Nosso papel é conectar o saber ancestral com o conhecimento técnico, sempre com respeito e valorização da cultura local.

Como a AJUDEMU vê as questões relativas à saúde e bem-estar das populações atendidas pela organização?

Consideramos a saúde um direito fundamental.

Desenvolvemos ações de sensibilização sobre saúde reprodutiva, nutrição, higiene e saneamento. Em parceria com instituições locais, promovemos campanhas de educação em saúde diretamente nas comunidades.

Na sua opinião, quais as principais causas destes problemas sociais e quais lições você observa que ficaram que podem prevenir as futuras gerações de passarem pelos mesmos problemas? Como a AJUDEMU lida com estas questões?

As causas principais estão na exclusão social histórica, má distribuição de recursos, fragilidade das políticas públicas e no legado colonial. A principal lição é que soluções eficazes devem ser construídas com participação comunitária. A AJUDEMU adota uma abordagem de escuta ativa, articulação de parcerias e valorização do protagonismo local.

Sabemos que a Independência de Moçambique é relativamente recente, data de 1975, portanto, um passado colonial bastante próximo. Como você observa os efeitos do colonialismo sob a sociedade moçambicana atual e como isto influencia o trabalho da AJUDEMU?

O colonialismo deixou marcas profundas: centralização do poder, marginalização dos saberes locais e fragmentação das comunidades.

Isso se reflete nas desigualdades atuais. A AJUDEMU atua para reconstruir o tecido social com base na identidade cultural, solidariedade e empoderamento comunitário.

Como são operadas as relações com pessoas e instituições estrangeiras junto à AJUDEMU? A AJUDEMU é dotada de mecanismos que previnam que as influências externas – como cultura, religião, idioma, hábitos entre outros – tornem-se instrumentos do chamado soft power frente às populações já vulnerabilizadas?

Mantemos relações internacionais pautadas no respeito mútuo, transparência e valorização da soberania cultural. Adotamos um código de conduta que orienta parceiros estrangeiros a respeitar as tradições locais e evitar imposições culturais.

A cultura local é um valor inegociável em todas as nossas ações.

Como nós, brasileiros, incluindo instituições como o próprio Instituto Axé, podemos ser aliados à AJUDEMU nas lutas diárias enfrentadas pela organização?

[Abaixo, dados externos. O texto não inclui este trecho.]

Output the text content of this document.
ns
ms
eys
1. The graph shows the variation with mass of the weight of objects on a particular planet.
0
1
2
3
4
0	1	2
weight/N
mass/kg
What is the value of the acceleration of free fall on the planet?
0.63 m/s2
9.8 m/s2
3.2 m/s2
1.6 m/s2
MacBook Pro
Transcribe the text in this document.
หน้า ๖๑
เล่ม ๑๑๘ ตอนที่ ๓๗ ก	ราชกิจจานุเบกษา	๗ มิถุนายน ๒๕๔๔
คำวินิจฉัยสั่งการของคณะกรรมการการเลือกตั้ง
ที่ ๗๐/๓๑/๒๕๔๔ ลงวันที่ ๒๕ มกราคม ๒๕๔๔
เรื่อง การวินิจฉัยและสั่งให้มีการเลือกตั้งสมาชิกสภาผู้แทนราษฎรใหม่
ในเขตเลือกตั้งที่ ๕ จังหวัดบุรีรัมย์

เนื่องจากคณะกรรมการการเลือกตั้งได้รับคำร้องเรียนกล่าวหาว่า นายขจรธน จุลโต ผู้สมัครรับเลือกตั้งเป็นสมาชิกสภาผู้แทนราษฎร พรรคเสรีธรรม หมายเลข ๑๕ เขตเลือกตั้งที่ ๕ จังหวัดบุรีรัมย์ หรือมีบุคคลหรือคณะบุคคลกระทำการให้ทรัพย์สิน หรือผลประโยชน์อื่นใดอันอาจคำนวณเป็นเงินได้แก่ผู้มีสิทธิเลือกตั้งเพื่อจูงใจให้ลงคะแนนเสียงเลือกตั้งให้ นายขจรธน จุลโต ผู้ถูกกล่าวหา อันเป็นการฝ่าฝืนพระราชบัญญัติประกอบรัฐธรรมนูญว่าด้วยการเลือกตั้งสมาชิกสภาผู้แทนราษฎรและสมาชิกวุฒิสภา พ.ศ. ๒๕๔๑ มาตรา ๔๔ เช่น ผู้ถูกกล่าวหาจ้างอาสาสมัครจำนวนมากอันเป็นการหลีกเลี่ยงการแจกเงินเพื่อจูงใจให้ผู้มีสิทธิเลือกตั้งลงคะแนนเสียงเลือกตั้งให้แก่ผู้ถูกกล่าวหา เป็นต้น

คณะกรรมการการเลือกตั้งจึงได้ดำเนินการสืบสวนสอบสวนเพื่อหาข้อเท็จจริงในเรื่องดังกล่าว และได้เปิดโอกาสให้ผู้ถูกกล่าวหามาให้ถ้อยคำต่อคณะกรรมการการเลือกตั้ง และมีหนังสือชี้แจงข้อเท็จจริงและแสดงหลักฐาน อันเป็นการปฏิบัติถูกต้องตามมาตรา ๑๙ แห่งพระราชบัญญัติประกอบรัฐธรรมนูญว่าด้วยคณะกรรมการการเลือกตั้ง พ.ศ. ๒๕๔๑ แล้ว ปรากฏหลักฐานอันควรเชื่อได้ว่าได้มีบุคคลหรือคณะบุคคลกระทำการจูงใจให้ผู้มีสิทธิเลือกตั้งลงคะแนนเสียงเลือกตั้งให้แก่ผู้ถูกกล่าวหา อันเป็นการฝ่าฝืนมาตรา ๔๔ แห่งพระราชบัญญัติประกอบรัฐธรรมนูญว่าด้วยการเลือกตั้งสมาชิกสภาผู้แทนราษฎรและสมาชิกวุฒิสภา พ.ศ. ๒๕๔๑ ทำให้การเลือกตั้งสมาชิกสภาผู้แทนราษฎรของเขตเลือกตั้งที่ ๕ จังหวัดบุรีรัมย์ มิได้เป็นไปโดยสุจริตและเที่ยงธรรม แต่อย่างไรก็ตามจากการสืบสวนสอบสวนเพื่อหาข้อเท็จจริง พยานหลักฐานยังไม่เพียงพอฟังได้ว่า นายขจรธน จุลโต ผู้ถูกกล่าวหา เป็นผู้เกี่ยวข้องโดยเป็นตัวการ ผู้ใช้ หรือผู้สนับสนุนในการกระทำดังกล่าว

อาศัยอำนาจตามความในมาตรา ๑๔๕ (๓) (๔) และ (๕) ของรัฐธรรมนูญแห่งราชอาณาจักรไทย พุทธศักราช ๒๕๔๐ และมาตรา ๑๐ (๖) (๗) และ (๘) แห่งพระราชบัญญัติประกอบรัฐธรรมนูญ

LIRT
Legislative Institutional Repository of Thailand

Os brasileiros podem ser aliados por meio de campanhas de mobilização, intercâmbios culturais e técnicos, apoio a projetos educativos e ao fortalecimento institucional. O Instituto Axé, por exemplo, pode compartilhar metodologias e experiências na promoção da cidadania e da arte-educação. Juntos, podemos construir pontes solidárias entre Moçambique e Brasil.

E, para quem quiser conhecer mais sobre a AJUDEMU, quais os meios de contato? 

Estamos disponíveis pelo e-mail oficial: [email protected]. Também podem acompanhar nossas atividades no canal do YouTube amirassy.tv, no Facebook ajudemu-mocambique e no Instagram @ajudemu. Estamos sempre abertos a parcerias e novas conexões.

Nossa última pergunta é sobre seus gostos pessoais. Deixe indicação de livros, podcasts, filmes, peças… Enfim, dicas culturais!

Sou apaixonado por conteúdos que inspiram transformação social. Recomendo o livro Pedagogia do Oprimido, de Paulo Freire, o podcast “África em Pauta” da DW, o documentário Eu Sou Porque Nós Somos e o filme A Estação das Chuvas. Na literatura moçambicana, indico obras de Mia Couto, Paulina Chiziane, Jessimusse Cacinda e Ungulane Ba Ka Kossa. Na minha área, Direito, gosto de autores como Filomeno Rodrigues, Bogaio Nhancalaza, Arcenio Cuco, Inocêncio Impissa e Jorge Bacelar Gouveia, que ajudam a compreender melhor as raízes e complexidades do nosso país.



Agradecemos muito pela atenção concedida pelo Iassito Kamuendo para esta entrevista.